And also an ethical one. Ethics is a large component of culture; this is an
understatement, of course: more precisely, culture is the esthetic
expression of ethics.
Nowadays, yet another sea-change is taking place in this ethic, as expressed
in taxes, notably the "flat tax" which was the theme of a presidential
candidate's campaign, and is increasingly the subject of discussion in
Congress and elsewhere. This change, I believe, is brought to light in the
following quoted article, and also in the comments which follow. The
article is by the author of The Sociobiology of Homo Sapiens, and if any of
you are not familiar with this book, you should get hold of it. Written in
1978, it is poles apart from Wilson's last chapter discourse on humans in
his famous work, and I believe so much more important. (It is in print, and
cheap.) Not to impugn Wilson; the rest of his work is great, and very
important.
>TAXES AND THE NEW FAIRNESS
>THE FLAT TAX
>The supporters of the flat tax are all Libertarians. The real, seldom
articulated, basis of the flat tax is the belief that government must treat
everyone equally, except in the case of wrong-doing. (Obviously, law
breakers must be treated differently from others.) According to the
Libertarian creed, there shall be no discrimination among its citizens by
government on account of individual differences: race, color, or creed;
rich or poor, smart or dumb, tall or short.

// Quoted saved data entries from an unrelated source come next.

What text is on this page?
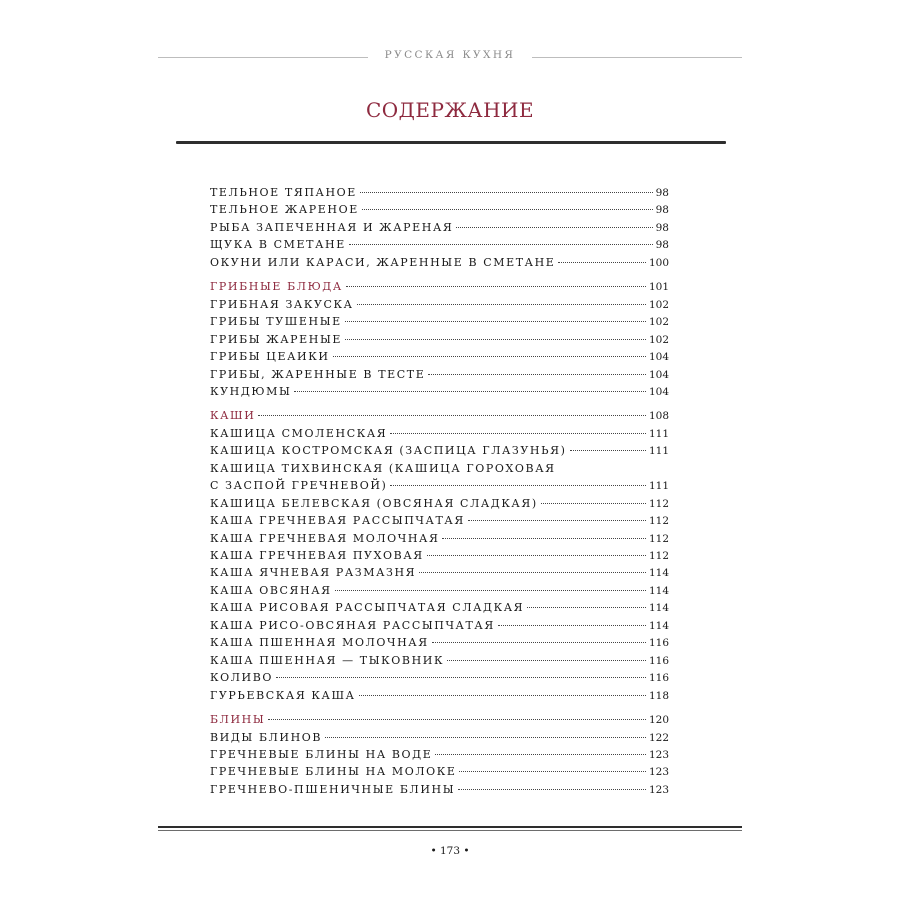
РУССКАЯ КУХНЯ
СОДЕРЖАНИЕ
ТЕЛЬНОЕ ТЯПАНОЕ	98
ТЕЛЬНОЕ ЖАРЕНОЕ	98
РЫБА ЗАПЕЧЕННАЯ И ЖАРЕНАЯ	98
ЩУКА В СМЕТАНЕ	98
ОКУНИ ИЛИ КАРАСИ, ЖАРЕННЫЕ В СМЕТАНЕ	100
ГРИБНЫЕ БЛЮДА	101
ГРИБНАЯ ЗАКУСКА	102
ГРИБЫ ТУШЕНЫЕ	102
ГРИБЫ ЖАРЕНЫЕ	102
ГРИБЫ ЦЕАИКИ	104
ГРИБЫ, ЖАРЕННЫЕ В ТЕСТЕ	104
КУНДЮМЫ	104
КАШИ	108
КАШИЦА СМОЛЕНСКАЯ	111
КАШИЦА КОСТРОМСКАЯ (ЗАСПИЦА ГЛАЗУНЬЯ)	111
КАШИЦА ТИХВИНСКАЯ (КАШИЦА ГОРОХОВАЯ
С ЗАСПОЙ ГРЕЧНЕВОЙ)	111
КАШИЦА БЕЛЕВСКАЯ (ОВСЯНАЯ СЛАДКАЯ)	112
КАША ГРЕЧНЕВАЯ РАССЫПЧАТАЯ	112
КАША ГРЕЧНЕВАЯ МОЛОЧНАЯ	112
КАША ГРЕЧНЕВАЯ ПУХОВАЯ	112
КАША ЯЧНЕВАЯ РАЗМАЗНЯ	114
КАША ОВСЯНАЯ	114
КАША РИСОВАЯ РАССЫПЧАТАЯ СЛАДКАЯ	114
КАША РИСО-ОВСЯНАЯ РАССЫПЧАТАЯ	114
КАША ПШЕННАЯ МОЛОЧНАЯ	116
КАША ПШЕННАЯ — ТЫКОВНИК	116
КОЛИВО	116
ГУРЬЕВСКАЯ КАША	118
БЛИНЫ	120
ВИДЫ БЛИНОВ	122
ГРЕЧНЕВЫЕ БЛИНЫ НА ВОДЕ	123
ГРЕЧНЕВЫЕ БЛИНЫ НА МОЛОКЕ	123
ГРЕЧНЕВО-ПШЕНИЧНЫЕ БЛИНЫ	123
• 173 •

Progressive taxation violates this Libertarian principle, attending to the
economic differences in the conditions of each person and class instead of
treating people alike. The device of the flat tax, on the other hand,
provides that no one man's vote can favor a tax on what somebody ELSE has;
it prevents the legislator's vote to tax only those OUTSIDE his constituency.
Of all governments, that of the United States is probably the least guilty
of the routine travesty, world-wide, of the above principle, and also one of
the least burdened by the class and ethnic divisions so prevalent on our
globe. It is not unreasonable to think there is a correlation.
It may well be economic discrimination which leads, perversely, to many of
the other kinds. PEOPLE ARE DENIED OPPORTUNITY BECAUSE THEY ARE FEARED.
The Libertarian creed which validates the flat tax is in direct opposition
to a more notorious principle: to each according to his needs, from each
according to his ability. Each of these principles implies a different
definition of 'equality' in the economic domain. The latter definition,
when it became a working one, in what must be the supreme irony of recorded
history, ended in economic and environmental disaster, in nationalistic and
ethnic horror stories. The former definition is giving signs of working better.
>CONSUMPTION TAXES
>Consumption taxes, on the other hand, do not validate this Libertarian
principle. They are incurably regressive. No matter how many essential
consumer items, such as food, medical services, housing, are exempted from
the levy, there can be no construction of the consumer tax which will not
bear regressively on incomes above a threshold level, and increasingly so.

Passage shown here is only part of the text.